Так было и в прошлый ее приезд, и в позапрошлый, все повторяется, возвращаясь, и начинается вновь с исходной точки, и в том, прожитом времени, знаю, она встанет сейчас, возьмет тряпку, веник, наберет воды в ведро и, пока я чай пью, наведет порядок в комнате — вытрет пыль, пол подметет, занавески поправит, и темноватая комната моя станет опрятнее, уютнее и даже светлее вроде бы, и я удивлюсь, войдя, а мать кивнет неопределенно, то ли меня укоряя за неряшливость, то ли сама довольная свершенным, и — тряпка, веник, ведро, все при ней — отправится на кухню, чтобы посуду вымыть, пол подмести и там, и в коридоре, и так далее, и снова, как в прошлый раз и в позапрошлый, она встает и улыбается виновато:
— Ох, ноги не ходят.
Пытаюсь, как всегда, остановить ее:
— Посиди, — говорю, — отдохни, — но она только рукой машет в ответ, и я умолкаю, догадываясь еще раз, что мать не просто долг свой исполняет, что ей приятно хозяйничать в сыновнем доме.

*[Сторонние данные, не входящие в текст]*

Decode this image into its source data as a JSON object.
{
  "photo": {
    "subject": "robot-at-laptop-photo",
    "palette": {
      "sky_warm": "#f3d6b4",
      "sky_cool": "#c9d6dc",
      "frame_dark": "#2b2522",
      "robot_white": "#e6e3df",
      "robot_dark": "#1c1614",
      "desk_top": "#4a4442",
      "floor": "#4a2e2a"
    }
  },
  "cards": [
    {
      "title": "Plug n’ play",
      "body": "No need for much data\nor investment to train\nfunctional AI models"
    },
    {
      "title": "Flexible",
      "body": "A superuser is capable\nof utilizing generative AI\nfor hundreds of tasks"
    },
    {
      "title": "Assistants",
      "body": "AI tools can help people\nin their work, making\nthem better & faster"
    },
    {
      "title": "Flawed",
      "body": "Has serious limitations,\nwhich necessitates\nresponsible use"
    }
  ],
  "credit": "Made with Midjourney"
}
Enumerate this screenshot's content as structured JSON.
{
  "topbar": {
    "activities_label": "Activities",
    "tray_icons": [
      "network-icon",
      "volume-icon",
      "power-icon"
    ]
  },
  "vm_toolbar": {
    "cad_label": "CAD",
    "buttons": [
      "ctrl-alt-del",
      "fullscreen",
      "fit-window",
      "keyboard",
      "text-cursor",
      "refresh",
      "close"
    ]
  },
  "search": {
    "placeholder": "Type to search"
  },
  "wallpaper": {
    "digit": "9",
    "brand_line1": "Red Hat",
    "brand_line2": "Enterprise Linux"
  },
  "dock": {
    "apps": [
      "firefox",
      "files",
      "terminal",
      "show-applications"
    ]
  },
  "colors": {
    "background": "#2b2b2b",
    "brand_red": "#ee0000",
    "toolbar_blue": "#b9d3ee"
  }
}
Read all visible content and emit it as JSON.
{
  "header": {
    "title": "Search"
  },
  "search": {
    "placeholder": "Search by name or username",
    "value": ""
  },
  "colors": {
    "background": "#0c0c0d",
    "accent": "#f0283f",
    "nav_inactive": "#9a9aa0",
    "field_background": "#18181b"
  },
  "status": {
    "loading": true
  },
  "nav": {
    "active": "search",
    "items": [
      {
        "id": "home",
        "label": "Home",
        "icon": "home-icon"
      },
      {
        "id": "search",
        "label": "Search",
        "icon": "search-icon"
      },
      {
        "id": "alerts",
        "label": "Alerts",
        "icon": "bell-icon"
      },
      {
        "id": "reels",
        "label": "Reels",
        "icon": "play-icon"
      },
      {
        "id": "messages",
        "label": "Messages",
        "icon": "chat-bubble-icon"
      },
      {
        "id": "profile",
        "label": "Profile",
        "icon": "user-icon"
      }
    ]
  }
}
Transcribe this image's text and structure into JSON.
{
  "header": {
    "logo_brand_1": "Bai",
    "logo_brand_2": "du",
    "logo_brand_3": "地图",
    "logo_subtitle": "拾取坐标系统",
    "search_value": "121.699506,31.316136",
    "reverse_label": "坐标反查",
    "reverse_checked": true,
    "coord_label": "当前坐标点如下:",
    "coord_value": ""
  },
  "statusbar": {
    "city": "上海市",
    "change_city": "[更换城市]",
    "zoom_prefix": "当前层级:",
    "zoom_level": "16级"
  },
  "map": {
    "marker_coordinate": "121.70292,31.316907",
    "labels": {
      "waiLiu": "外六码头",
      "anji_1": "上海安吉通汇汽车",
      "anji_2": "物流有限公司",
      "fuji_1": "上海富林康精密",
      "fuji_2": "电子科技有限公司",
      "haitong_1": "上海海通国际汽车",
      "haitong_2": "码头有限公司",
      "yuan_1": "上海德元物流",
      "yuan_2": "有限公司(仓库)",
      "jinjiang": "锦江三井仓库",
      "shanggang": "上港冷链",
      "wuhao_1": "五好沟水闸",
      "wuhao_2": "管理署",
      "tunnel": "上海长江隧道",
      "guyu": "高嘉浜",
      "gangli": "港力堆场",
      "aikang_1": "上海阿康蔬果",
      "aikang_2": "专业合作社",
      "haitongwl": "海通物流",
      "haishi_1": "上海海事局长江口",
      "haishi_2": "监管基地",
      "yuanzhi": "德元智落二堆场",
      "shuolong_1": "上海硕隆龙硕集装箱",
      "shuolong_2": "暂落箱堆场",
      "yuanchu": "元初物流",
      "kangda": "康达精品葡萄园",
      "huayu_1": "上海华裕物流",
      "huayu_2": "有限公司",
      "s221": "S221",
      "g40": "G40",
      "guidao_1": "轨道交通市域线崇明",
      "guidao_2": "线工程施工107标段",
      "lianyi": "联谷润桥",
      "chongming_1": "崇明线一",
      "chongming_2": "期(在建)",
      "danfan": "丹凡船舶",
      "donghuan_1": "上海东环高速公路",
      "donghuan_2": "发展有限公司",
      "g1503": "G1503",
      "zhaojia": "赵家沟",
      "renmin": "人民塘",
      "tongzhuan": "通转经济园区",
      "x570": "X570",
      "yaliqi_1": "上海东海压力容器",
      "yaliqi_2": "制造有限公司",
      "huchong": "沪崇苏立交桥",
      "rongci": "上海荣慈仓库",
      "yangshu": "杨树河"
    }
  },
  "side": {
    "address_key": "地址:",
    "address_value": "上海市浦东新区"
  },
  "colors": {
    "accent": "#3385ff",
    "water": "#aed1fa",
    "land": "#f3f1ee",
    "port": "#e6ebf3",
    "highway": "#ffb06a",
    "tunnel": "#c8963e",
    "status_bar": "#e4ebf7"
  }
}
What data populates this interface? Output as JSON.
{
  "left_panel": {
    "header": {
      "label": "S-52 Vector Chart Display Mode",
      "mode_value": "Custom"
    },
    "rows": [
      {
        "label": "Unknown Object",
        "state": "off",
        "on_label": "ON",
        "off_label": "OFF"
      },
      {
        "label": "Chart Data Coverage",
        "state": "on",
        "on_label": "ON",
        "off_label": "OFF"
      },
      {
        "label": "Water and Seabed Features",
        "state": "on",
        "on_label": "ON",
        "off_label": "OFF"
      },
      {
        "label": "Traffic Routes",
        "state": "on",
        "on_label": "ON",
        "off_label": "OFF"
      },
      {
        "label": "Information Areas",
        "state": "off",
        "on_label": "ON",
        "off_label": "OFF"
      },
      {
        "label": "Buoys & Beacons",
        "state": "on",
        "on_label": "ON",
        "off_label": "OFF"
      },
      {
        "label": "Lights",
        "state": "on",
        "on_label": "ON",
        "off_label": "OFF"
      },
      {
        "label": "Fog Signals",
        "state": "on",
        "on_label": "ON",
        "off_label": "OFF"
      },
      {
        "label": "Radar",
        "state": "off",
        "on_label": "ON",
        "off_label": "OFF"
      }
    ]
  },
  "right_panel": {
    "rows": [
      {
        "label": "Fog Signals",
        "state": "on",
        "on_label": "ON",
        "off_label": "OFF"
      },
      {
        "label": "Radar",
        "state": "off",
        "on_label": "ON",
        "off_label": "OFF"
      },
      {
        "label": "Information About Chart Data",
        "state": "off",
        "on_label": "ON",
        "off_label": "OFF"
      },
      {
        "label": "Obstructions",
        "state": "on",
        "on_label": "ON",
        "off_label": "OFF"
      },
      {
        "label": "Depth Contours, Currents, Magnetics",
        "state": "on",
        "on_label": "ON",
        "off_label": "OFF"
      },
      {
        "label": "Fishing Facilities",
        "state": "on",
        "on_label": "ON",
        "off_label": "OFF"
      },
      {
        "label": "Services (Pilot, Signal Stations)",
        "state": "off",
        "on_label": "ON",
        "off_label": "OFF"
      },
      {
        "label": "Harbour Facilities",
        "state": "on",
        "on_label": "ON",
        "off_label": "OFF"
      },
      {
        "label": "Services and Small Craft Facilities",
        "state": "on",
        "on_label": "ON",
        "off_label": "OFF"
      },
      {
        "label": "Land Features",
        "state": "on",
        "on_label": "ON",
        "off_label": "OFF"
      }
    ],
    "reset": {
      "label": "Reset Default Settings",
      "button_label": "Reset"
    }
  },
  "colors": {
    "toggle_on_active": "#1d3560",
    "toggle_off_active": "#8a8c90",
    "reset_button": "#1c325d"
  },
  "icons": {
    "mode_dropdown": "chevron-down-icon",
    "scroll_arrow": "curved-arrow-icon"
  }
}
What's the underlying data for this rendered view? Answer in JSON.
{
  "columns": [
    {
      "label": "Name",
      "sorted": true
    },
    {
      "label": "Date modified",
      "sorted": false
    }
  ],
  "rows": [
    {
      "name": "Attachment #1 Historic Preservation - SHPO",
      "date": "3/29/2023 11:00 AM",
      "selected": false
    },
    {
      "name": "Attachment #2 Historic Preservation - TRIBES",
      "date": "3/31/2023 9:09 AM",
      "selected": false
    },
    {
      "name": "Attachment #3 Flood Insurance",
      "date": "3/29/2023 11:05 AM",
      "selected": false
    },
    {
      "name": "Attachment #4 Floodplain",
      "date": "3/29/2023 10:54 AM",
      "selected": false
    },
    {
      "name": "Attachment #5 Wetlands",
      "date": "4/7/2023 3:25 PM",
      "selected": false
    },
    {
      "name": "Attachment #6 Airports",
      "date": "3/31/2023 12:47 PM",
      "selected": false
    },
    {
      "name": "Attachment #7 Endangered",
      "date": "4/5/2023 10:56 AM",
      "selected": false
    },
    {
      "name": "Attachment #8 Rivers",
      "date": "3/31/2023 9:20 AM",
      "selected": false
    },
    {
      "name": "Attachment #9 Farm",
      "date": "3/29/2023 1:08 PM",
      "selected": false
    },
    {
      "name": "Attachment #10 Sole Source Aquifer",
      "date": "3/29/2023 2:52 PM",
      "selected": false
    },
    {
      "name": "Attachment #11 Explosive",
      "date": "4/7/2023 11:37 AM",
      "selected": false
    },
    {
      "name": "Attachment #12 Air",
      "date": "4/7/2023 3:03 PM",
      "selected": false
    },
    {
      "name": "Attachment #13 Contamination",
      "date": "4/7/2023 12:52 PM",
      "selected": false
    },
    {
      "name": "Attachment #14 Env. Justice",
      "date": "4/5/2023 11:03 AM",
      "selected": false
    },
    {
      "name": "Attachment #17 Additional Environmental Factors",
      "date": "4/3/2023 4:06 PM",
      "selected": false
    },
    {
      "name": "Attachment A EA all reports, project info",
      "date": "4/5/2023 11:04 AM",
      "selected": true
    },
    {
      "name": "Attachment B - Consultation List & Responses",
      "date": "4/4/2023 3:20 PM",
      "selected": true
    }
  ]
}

Квартиру я получил три года назад, а четыре с половиной до этого шлялся по частным, комнаты и комнатки снимал и в развалюхах дореволюционных, и в домиках покрепче, и в новых домах, жил и в центре, и на окраинах — куда только не заносило меня в поисках того, что зовется крышей над головой! — и, осев в очередном своем обиталище, я не знал, как долго продлится моя оседлость, вернее, привал, остановка, и уже привык к частой смене и постоянно находился в положении стартующего, но сигнал хозяйский — прошу освободить! — каждый раз заставал меня врасплох, поражая неожиданностью, удивительным свойством раздаваться в самый неподходящий для этого момент, если, конечно, бывают моменты, удобные для подобных стартов. Однажды без всякого предупреждения меня продали вместе с частным домовладением, вкупе с сараем, сарайчиком, садом и палисадничком какому-то важному и упитанному лицу, которое, не пожелав воспользоваться правом на случайно приобретенную живность, выдало мне вольную в такой категорической форме, что я вынужден был в тот же час собрать свои манатки и свезти их на вокзал, сдать в камеру хранения.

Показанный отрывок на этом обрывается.